Materials Management

This site was developed by the Oregon Department of Environmental Quality as part of a joint project with Metro, the regional government of the Portland metropolitan area. A project evaluation report provides additional details about DEQ’s and Metro’s packaging waste prevention project.

  • Life Cycle Inventory of Packaging Options for Shipment of Retail Mail-Order Soft Goods
    Catalogs and the Internet are shifting retail purchases away from traditional "bricks and mortar" stores and towards direct marketing where goods are shipped directly from a distribution center to its customers. With the growth of e-commerce has come an increase in packaging use and waste. The Oregon DEQ, Metro, and U.S. Environmental Protection Agency have co-sponsored this technical study in order to evaluate the solid wastes, as well as energy, materials, and atmospheric and waterborne emissions associated with the entire life cycle (production, use, and discards) of a variety of packaging materials that are currently used to ship non-breakable items (soft goods) in catalog sales or e-commerce. This study demonstrates that within the realm of shipping non-breakable items in catalog or e-commerce sales, there are a wide variety of packaging options that directly impact the quantity of solid waste generated, amounts and types of energy and raw materials used, and amounts and types of atmospheric and waterborne emissions.

Why packaging?

Many Oregon businesses spend considerable amounts of money purchasing and managing their packaging. Procurement costs are only a part of the total. Labor costs, storage requirements, and outbound freight costs can also be significant. Many businesses have discovered the potential to save money – anywhere from thousands to millions of dollars a year – through changing their packaging.

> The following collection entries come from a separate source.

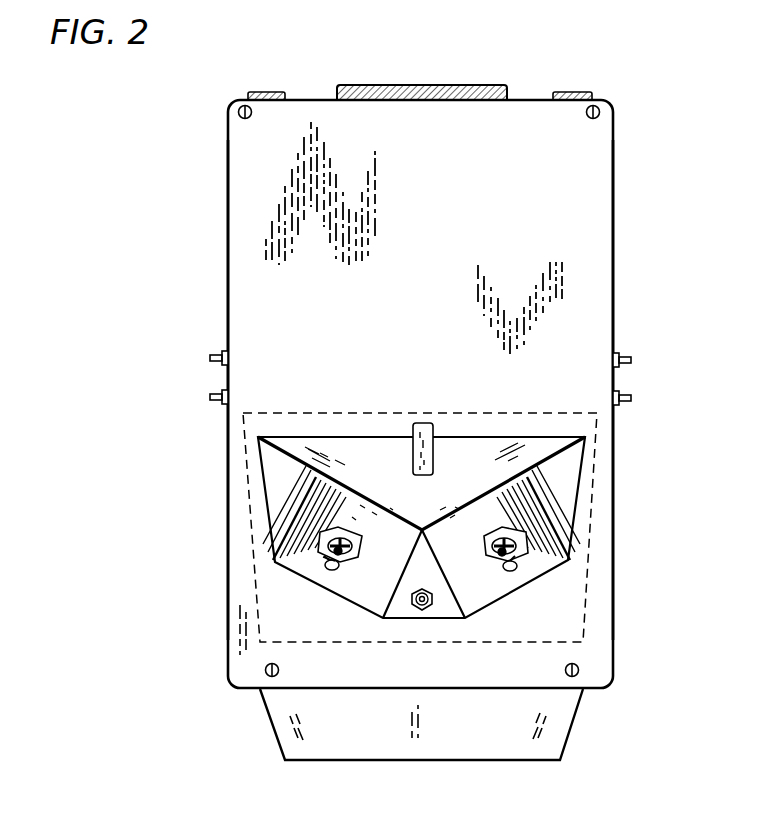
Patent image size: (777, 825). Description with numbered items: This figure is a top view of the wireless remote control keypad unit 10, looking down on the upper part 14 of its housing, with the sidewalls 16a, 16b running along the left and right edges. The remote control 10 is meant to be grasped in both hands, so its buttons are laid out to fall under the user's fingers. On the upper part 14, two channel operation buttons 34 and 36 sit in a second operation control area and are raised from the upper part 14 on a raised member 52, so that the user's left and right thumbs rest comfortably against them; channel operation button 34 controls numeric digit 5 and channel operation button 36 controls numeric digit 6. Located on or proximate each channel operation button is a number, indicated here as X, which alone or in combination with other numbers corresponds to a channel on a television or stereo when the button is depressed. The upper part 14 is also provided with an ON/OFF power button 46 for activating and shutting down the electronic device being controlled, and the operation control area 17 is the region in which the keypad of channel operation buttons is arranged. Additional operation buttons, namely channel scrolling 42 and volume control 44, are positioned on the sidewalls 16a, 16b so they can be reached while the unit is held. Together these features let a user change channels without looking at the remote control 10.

The wireless remote control keypad unit 10 is at (157, 132).
The upper part 14 is at (433, 302).
The sidewall 16a is at (613, 235).
The sidewall 16b is at (228, 252).
The operation control area 17 is at (353, 419).
The channel operation button 34 is at (324, 562).
The channel operation button 36 is at (521, 562).
The channel scrolling buttons 42 is at (638, 343).
The volume control buttons 44 is at (205, 343).
The power button 46 is at (420, 612).
The raised member 52 is at (491, 505).
The number X is at (562, 626).
The numeric digit 5 is at (294, 616).
The numeric digit 6 is at (539, 620).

Packaging also comprises an estimated 20–30 percent of household and business waste in Oregon. Garbage and litter are perhaps the most obvious ways in which packaging impacts the environment. But impacts “upstream” of the consumer, in raw materials extraction, manufacturing, and transportation, may be equally, if not more, significant.

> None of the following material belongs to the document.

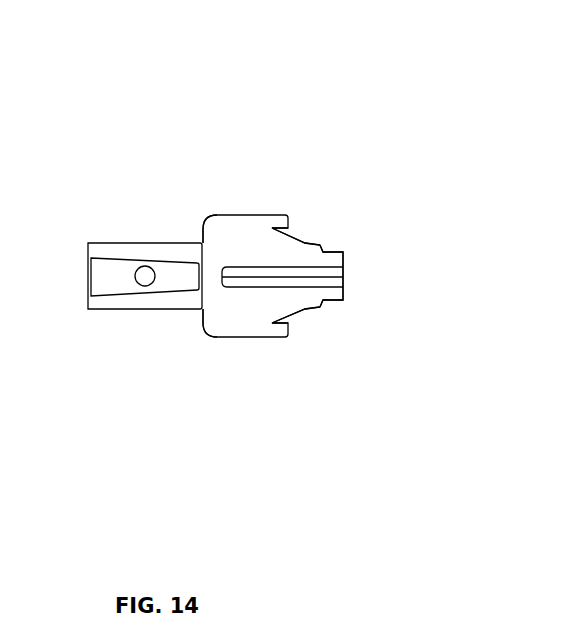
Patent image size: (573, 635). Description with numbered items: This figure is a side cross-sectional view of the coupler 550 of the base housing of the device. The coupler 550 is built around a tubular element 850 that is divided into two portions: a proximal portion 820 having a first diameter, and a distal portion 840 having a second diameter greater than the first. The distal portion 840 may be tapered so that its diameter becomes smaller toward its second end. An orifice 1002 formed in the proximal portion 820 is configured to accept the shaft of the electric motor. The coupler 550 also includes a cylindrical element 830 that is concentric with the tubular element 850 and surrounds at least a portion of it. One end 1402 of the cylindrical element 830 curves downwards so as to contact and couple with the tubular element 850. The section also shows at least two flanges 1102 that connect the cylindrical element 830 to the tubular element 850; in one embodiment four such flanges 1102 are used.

All packaging materials come from raw materials that have to be grown and harvested or extracted from the earth. Energy is required for electricity production, and fuels are used to manufacture and transport all kinds of packaging materials. Fossil fuels (coal, natural gas, petroleum) are often a significant energy source. Further, a variety of atmospheric and waterborne pollutants are generated during fuel combustion and manufacturing. Some of these pollutants are released into the environment where they may harm human health and natural ecosystems, and even alter the planet’s climate.

Why waste prevention?

Since the late 1980s, recycling and composting have captivated the public’s attention as a solution to environmental problems associated with packaging. But many industries, as well as the U.S. Environmental Protection Agency, the State of Oregon, and many other organizations recognize that there’s an even higher priority than recycling and composting: waste prevention.

Waste prevention is an upstream activity that involves reducing waste through changes in design and procurement. During the last several decades, many industries have made significant improvements in package design, engineering, and manufacturing. These waste prevention improvements have reduced materials use and waste by millions of tons each year in the U.S.

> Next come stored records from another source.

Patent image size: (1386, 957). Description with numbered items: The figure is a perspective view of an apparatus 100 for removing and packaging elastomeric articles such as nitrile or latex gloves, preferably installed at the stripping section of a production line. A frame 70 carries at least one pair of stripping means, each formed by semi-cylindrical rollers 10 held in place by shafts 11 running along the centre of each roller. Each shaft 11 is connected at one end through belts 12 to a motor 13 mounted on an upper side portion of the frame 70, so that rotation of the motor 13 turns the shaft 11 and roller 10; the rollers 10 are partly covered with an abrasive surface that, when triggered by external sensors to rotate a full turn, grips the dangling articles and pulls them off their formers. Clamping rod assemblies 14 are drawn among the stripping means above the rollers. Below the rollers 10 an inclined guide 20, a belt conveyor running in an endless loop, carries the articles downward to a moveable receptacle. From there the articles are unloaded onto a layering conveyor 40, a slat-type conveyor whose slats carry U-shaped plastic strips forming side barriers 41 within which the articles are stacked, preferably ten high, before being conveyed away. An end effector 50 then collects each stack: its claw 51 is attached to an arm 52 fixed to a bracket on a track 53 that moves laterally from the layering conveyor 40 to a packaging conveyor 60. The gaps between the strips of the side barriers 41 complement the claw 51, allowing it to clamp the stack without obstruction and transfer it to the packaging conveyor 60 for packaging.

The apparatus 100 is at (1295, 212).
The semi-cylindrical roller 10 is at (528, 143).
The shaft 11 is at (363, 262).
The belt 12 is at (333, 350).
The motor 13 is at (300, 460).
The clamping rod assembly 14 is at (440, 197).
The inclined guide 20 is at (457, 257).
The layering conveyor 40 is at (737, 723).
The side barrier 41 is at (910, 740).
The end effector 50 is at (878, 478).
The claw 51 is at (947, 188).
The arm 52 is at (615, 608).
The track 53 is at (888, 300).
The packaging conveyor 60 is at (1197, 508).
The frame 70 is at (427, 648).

Despite this, waste continues to grow. In 2003, per-capita generation of solid waste in Oregon was 30 percent higher than it was in 1993. Even after massive increases in recycling and composting, the average Oregonian disposed of as much waste as they did ten years prior.

Inefficiencies continue to exist in the way some businesses use packaging. These inefficiencies increase costs for the users of packaging. They also increase the waste handling burden for the end consumer, and increase negative environmental consequences for all of us. Waste prevention will help Oregon businesses be more profitable – and competitive – while reducing environmental burdens.

Finding balance

Packaging serves several essential roles, including protecting products from damage. Taken to extremes, packaging waste prevention can lead to insufficient protection and product damage – and waste. Ideally, packaging waste prevention should reduce packaging waste without increasing waste (financial or environmental) elsewhere in the system.

In conversations with the public and users of packaging, DEQ has observed a relatively high level of sensitivity and awareness around recycling considerations, while awareness of prevention and reuse tend to be lower. Further, state law identifies waste prevention and reuse as preferred management options, higher even than recycling. That’s why this web site focuses more on waste prevention and reuse, and less on recycling and composting considerations. For information on recycling opportunities in your community, please contact your local government.